Sampai di loket, beli tiket seharga 30 ribu. Buat warga asing kalau tidak salah 20 dolar. Salah satu keuntungan jadi WNI. 30 ribu sudah termasuk masuk dua museum, naik ke puncak Borobudur. Murah menurut saya.

Pintu masuk candi difoto dari atas
Tanpa buang waktu, saya memberi tiket langsung masuk. Sekali lagi dari loket ke candi masih harus jalan agak jauh. Tapi di kanan kiri ada pohon rindang, kursi taman dimana-mana, ada papan-papan informasi dimana-mana. Banyak yang bisa dijadikan objek foto. Kemudian terlihatlah, bangunan megah yang dibangun pada abad ke-9, Candi Borobudur.

Dibangun jauh sebelum Angkor Wat, Candi Borobudur menjadi salah satu bangunan dengan arsitektur paling mengagumkan yang pernah dibuat oleh manusia.
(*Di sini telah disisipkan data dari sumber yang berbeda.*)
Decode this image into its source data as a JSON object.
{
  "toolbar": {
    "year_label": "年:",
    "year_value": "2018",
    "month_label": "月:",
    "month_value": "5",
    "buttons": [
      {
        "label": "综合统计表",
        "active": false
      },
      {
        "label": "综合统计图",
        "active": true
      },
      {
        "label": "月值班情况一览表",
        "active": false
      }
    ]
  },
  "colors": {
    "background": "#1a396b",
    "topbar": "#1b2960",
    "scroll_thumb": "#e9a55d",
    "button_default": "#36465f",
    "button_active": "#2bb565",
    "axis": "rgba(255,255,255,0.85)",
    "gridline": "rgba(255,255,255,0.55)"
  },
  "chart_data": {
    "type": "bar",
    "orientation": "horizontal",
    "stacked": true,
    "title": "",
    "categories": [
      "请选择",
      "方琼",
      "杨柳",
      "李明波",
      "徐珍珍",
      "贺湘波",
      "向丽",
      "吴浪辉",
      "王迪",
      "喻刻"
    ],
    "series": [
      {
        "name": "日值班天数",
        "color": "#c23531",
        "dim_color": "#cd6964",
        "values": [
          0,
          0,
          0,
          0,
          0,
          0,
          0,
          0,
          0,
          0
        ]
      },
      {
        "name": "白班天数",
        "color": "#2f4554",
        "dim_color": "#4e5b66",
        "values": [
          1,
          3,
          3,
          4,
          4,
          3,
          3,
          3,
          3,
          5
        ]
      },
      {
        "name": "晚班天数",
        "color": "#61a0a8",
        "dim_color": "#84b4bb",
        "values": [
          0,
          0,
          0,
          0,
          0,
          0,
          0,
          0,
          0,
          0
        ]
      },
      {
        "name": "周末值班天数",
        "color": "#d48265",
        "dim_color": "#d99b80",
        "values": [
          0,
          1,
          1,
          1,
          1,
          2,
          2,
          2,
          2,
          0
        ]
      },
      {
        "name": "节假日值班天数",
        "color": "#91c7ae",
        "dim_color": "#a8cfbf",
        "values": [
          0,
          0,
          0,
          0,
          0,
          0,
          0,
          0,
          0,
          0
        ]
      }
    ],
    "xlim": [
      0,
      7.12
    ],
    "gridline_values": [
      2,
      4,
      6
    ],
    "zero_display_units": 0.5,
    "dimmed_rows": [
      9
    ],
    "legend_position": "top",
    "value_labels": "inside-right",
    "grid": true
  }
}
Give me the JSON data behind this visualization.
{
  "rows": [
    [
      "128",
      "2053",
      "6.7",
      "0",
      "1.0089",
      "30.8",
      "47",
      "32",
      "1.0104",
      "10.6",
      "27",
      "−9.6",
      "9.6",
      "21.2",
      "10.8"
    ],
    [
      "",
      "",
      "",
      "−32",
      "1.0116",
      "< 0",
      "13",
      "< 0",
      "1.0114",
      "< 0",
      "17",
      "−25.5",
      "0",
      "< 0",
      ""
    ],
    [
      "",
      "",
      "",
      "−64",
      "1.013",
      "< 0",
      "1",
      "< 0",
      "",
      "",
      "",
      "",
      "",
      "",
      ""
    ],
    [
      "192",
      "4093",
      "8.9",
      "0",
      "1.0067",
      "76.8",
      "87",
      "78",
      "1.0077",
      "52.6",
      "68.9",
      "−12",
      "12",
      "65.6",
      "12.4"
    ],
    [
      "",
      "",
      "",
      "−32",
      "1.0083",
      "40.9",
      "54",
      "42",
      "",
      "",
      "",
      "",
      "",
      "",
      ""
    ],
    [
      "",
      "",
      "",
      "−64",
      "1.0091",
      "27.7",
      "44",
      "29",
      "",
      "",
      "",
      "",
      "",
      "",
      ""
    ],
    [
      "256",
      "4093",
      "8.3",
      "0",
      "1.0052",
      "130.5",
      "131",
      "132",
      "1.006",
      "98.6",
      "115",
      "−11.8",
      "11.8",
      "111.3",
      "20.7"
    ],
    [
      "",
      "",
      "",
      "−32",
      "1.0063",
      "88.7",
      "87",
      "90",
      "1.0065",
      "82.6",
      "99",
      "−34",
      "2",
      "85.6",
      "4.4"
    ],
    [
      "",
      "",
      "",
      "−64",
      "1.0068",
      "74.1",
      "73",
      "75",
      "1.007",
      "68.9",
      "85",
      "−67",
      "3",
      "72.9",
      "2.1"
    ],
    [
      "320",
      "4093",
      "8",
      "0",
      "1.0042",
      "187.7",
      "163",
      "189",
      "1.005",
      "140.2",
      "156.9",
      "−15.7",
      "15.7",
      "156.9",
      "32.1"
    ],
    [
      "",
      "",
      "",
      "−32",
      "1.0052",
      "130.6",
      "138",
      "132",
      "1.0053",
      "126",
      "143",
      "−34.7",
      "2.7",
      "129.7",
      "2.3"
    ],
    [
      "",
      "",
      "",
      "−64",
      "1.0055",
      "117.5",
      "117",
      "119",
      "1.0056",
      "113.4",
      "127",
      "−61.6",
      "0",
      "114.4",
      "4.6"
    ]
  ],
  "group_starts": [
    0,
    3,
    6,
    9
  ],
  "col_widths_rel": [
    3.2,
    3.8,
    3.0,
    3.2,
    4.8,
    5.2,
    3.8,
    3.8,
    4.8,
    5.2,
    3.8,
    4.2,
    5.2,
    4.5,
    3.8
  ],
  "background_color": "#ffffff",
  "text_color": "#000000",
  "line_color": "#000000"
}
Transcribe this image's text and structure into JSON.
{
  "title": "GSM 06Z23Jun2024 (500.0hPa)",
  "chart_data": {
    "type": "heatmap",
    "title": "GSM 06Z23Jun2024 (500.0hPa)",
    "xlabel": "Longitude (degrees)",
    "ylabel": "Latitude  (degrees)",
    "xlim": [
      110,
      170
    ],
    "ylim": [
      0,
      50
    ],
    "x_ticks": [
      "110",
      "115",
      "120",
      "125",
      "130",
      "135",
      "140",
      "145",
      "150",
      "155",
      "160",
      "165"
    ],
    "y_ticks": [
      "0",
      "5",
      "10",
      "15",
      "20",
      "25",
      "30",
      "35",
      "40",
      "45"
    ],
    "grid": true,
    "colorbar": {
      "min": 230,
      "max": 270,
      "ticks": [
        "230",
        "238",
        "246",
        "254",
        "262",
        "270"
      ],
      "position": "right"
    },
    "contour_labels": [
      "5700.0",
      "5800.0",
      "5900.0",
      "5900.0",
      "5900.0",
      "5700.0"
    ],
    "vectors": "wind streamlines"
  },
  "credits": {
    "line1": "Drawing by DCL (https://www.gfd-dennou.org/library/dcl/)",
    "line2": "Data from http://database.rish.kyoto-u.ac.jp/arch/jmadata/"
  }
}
Situs warisan dunia UNESCO ini sendiri menjadi Candi Budha terbesar ke-2 di dunia setelah Angkor Wat. Bangunan yang dibentuk oleh lebih kurang dua juta batu ini disusun dengan sistem interlock, tanpa semen sama sekali. Ditambah ribuan relief sepanjang dinding yang memiliki cerita Sang Budha dan ajaran-ajarannya. Untuk mengikuti ceritanya, masuk melalui pintu timur kemudian berjalan searah jarum jam naik hingga ke puncaknya. Kalau reliefnya disusun maka panjangnya akan mencapai 3 km. Kalau mau dibahas, keajaiban dan kemegahan bangunan ini tidak ada habisnya. Magnet ini juga yang telah membawa wisatawan dari seluruh dunia datang dan menyaksikan sendiri kemegahan bangunan ini.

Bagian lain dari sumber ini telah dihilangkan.